Grief and Bereavement: What Research Shows About Loss and Recovery

Grief is the response to loss, most commonly the death of a loved one, but also loss of health, relationships, roles, and futures. It is among the most universal of human experiences, and the research on bereavement has grown substantially over the past several decades, challenging longstanding assumptions about how grief unfolds and what supports healing. Understanding what research shows about grief is important for clinical care, public health, and the broader cultural understanding of loss.
Stage theories of grief, particularly Elisabeth Kubler-Ross's five stages of denial, anger, bargaining, depression, and acceptance, have been enormously influential in popular culture and in clinical settings, despite being based on observations of dying patients rather than bereaved individuals. Research testing the stage model directly finds limited support for a universal sequence of grief stages. A landmark longitudinal study by George Bonanno and colleagues found that grief trajectories are much more varied than stage models suggest, with several distinct patterns observed in bereaved populations.
Bonanno's research identified resilient grieving as the most common trajectory, accounting for approximately 35 to 65 percent of bereaved individuals in various studies. Resilient grievers experience genuine grief and sadness but maintain relatively stable functioning and do not experience prolonged disruption of daily life. This finding challenged the assumption that anyone who does not exhibit profound visible grief is in denial or has not processed their loss. The research suggests that resilience in bereavement is common and normal, not a sign of failure to grieve.
Prolonged grief disorder, characterized by intense, persistent, disabling grief that does not improve over time and that represents a significant departure from the individual's pre-loss functioning, was officially recognized as a diagnosable condition in the DSM-5-TR in 2022. Research estimates that approximately 7 to 10 percent of bereaved individuals develop prolonged grief disorder, with higher rates following traumatic loss, suicide loss, and loss of a child.
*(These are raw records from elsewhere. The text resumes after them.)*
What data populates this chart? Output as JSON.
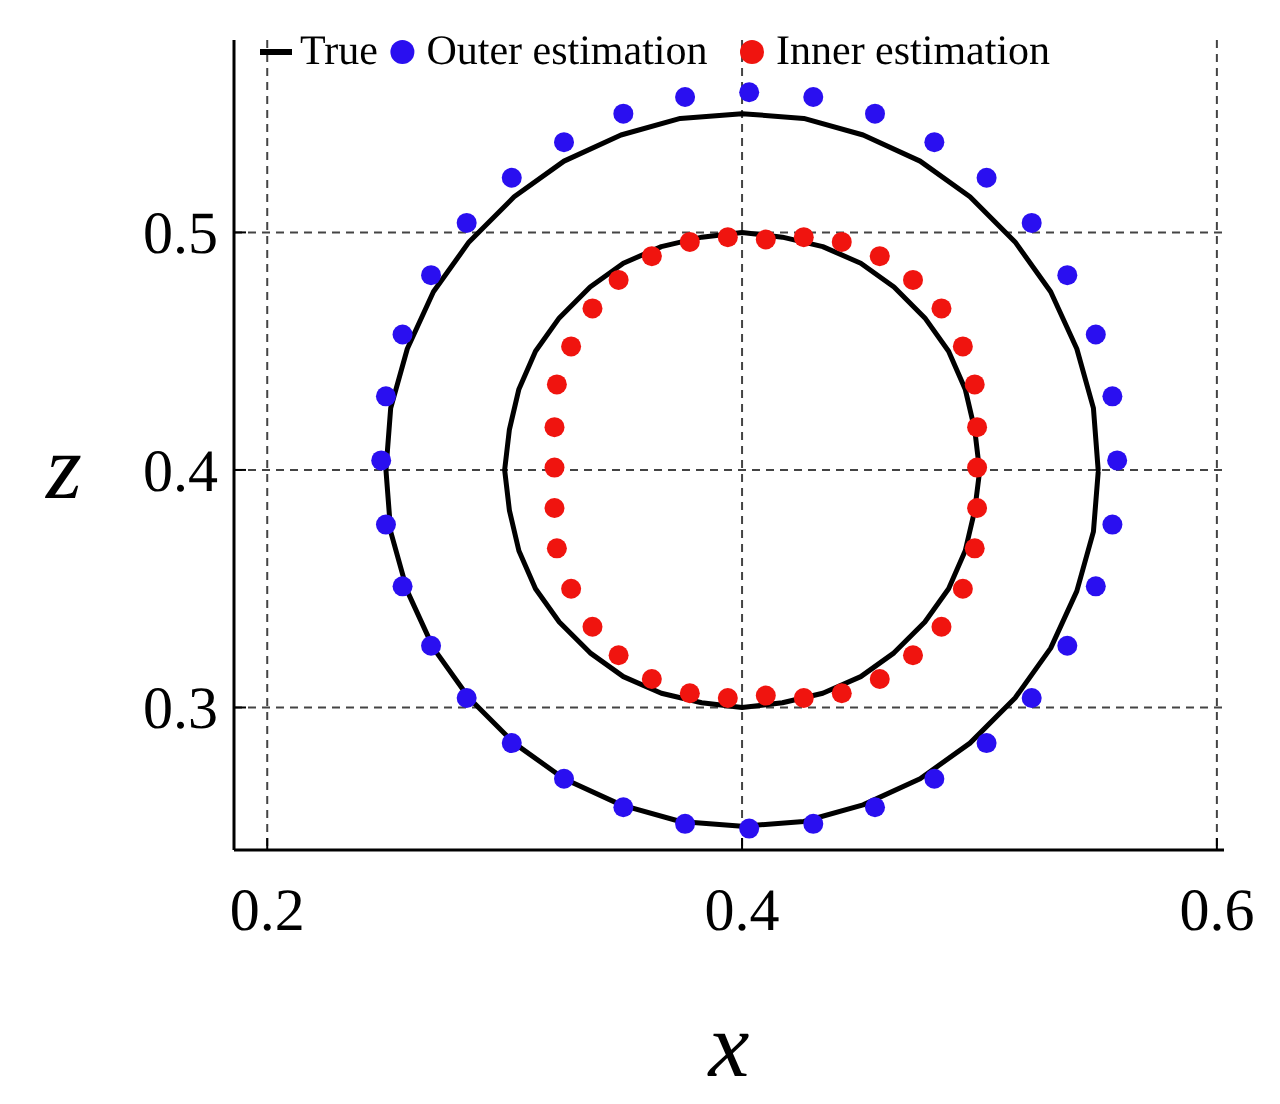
{
  "chart_data": {
    "type": "line",
    "xlabel": "x",
    "ylabel": "z",
    "xlim": [
      0.186,
      0.603
    ],
    "ylim": [
      0.24,
      0.581
    ],
    "xticks": [
      0.2,
      0.4,
      0.6
    ],
    "yticks": [
      0.3,
      0.4,
      0.5
    ],
    "grid": true,
    "legend": "top",
    "marker": "circle",
    "series": [
      {
        "name": "True",
        "color": "#000000",
        "line_style": "solid",
        "marker": "none",
        "x": [
          0.55,
          0.548,
          0.541,
          0.53,
          0.515,
          0.496,
          0.475,
          0.451,
          0.426,
          0.4,
          0.374,
          0.349,
          0.325,
          0.304,
          0.285,
          0.27,
          0.259,
          0.252,
          0.25,
          0.252,
          0.259,
          0.27,
          0.285,
          0.304,
          0.325,
          0.349,
          0.374,
          0.4,
          0.426,
          0.451,
          0.475,
          0.496,
          0.515,
          0.53,
          0.541,
          0.548,
          0.55
        ],
        "values": [
          0.4,
          0.426,
          0.451,
          0.475,
          0.496,
          0.515,
          0.53,
          0.541,
          0.548,
          0.55,
          0.548,
          0.541,
          0.53,
          0.515,
          0.496,
          0.475,
          0.451,
          0.426,
          0.4,
          0.374,
          0.349,
          0.325,
          0.304,
          0.285,
          0.27,
          0.259,
          0.252,
          0.25,
          0.252,
          0.259,
          0.27,
          0.285,
          0.304,
          0.325,
          0.349,
          0.374,
          0.399
        ]
      },
      {
        "color": "#000000",
        "line_style": "solid",
        "marker": "none",
        "x": [
          0.5,
          0.498,
          0.494,
          0.487,
          0.477,
          0.464,
          0.45,
          0.434,
          0.417,
          0.4,
          0.383,
          0.366,
          0.35,
          0.336,
          0.323,
          0.313,
          0.306,
          0.302,
          0.3,
          0.302,
          0.306,
          0.313,
          0.323,
          0.336,
          0.35,
          0.366,
          0.383,
          0.4,
          0.417,
          0.434,
          0.45,
          0.464,
          0.477,
          0.487,
          0.494,
          0.498,
          0.5
        ],
        "values": [
          0.4,
          0.417,
          0.434,
          0.45,
          0.464,
          0.477,
          0.487,
          0.494,
          0.498,
          0.5,
          0.498,
          0.494,
          0.487,
          0.477,
          0.464,
          0.45,
          0.434,
          0.417,
          0.4,
          0.383,
          0.366,
          0.35,
          0.336,
          0.323,
          0.313,
          0.306,
          0.302,
          0.3,
          0.302,
          0.306,
          0.313,
          0.323,
          0.336,
          0.35,
          0.366,
          0.383,
          0.399
        ]
      },
      {
        "name": "Outer estimation",
        "type": "scatter",
        "color": "#2a0ff0",
        "x": [
          0.558,
          0.556,
          0.549,
          0.537,
          0.522,
          0.503,
          0.481,
          0.456,
          0.43,
          0.403,
          0.376,
          0.35,
          0.325,
          0.303,
          0.284,
          0.269,
          0.257,
          0.25,
          0.248,
          0.25,
          0.257,
          0.269,
          0.284,
          0.303,
          0.325,
          0.35,
          0.376,
          0.403,
          0.43,
          0.456,
          0.481,
          0.503,
          0.522,
          0.537,
          0.549,
          0.556
        ],
        "values": [
          0.404,
          0.431,
          0.457,
          0.482,
          0.504,
          0.523,
          0.538,
          0.55,
          0.557,
          0.559,
          0.557,
          0.55,
          0.538,
          0.523,
          0.504,
          0.482,
          0.457,
          0.431,
          0.404,
          0.377,
          0.351,
          0.326,
          0.304,
          0.285,
          0.27,
          0.258,
          0.251,
          0.249,
          0.251,
          0.258,
          0.27,
          0.285,
          0.304,
          0.326,
          0.351,
          0.377
        ]
      },
      {
        "name": "Inner estimation",
        "type": "scatter",
        "color": "#f0140f",
        "x": [
          0.499,
          0.499,
          0.498,
          0.493,
          0.484,
          0.472,
          0.458,
          0.442,
          0.426,
          0.41,
          0.394,
          0.378,
          0.362,
          0.348,
          0.337,
          0.328,
          0.322,
          0.321,
          0.321,
          0.321,
          0.322,
          0.328,
          0.337,
          0.348,
          0.362,
          0.378,
          0.394,
          0.41,
          0.426,
          0.442,
          0.458,
          0.472,
          0.484,
          0.493,
          0.498,
          0.499
        ],
        "values": [
          0.401,
          0.418,
          0.436,
          0.452,
          0.468,
          0.48,
          0.49,
          0.496,
          0.498,
          0.497,
          0.498,
          0.496,
          0.49,
          0.48,
          0.468,
          0.452,
          0.436,
          0.418,
          0.401,
          0.384,
          0.367,
          0.35,
          0.334,
          0.322,
          0.312,
          0.306,
          0.304,
          0.305,
          0.304,
          0.306,
          0.312,
          0.322,
          0.334,
          0.35,
          0.367,
          0.384
        ]
      }
    ]
  }
}
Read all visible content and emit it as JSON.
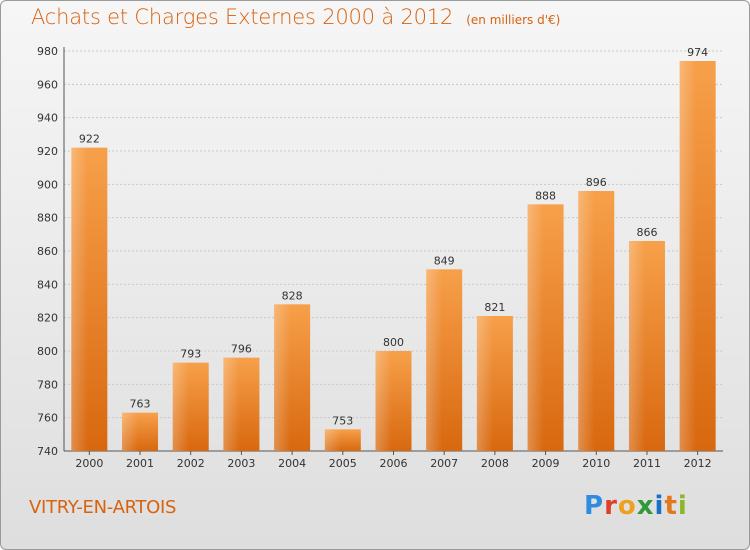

Evidence-based treatments for prolonged grief disorder, including targeted therapies adapted from trauma-focused approaches, have been developed and show effectiveness in clinical trials.
Complicated bereavement, a broader term sometimes used interchangeably with prolonged grief disorder, reflects research recognizing that some bereaved individuals experience trajectories that do not normalize over time and that require professional support. Factors associated with complicated bereavement include the nature of the relationship with the deceased, the circumstances of the death, the bereaved individual's prior mental health history, available social support, and concurrent life stressors.
Continuing bonds theory, which emerged from research critiquing earlier conceptualizations of healthy grief as requiring emotional detachment from the deceased, proposes that maintaining an ongoing internal relationship with the deceased can be compatible with healthy adaptation. Research finds that most bereaved individuals maintain some form of continuing connection with the deceased, whether through memories, imagined conversations, meaningful objects, or spiritual beliefs, and that this continuation does not necessarily indicate pathological grief. Cultural and religious traditions that explicitly support ongoing connection with the deceased, including ancestor veneration and practices of maintaining the presence of the deceased in family life, show varying bereavement outcomes that complicate universalist models of healthy grief.
Social support is among the most consistently documented factors in bereavement outcomes. Bereaved individuals with strong social networks, particularly those that include people who can provide practical assistance as well as emotional support, show better adaptation than those who are more isolated. Research on grief support groups, including both peer support groups and professionally led groups, finds benefits for bereaved individuals who participate, including reduced isolation, validation of their experience, and peer modeling of coping strategies.
Cultural considerations in grief are significant and often underappreciated in clinical settings. Grief expressions, mourning rituals, and beliefs about the relationship between the living and the dead vary substantially across cultural traditions, and what appears to a clinician from one cultural background as complicated or abnormal grief may be culturally normative. Cultural humility and awareness of the cultural context of bereavement is essential for effective clinical care.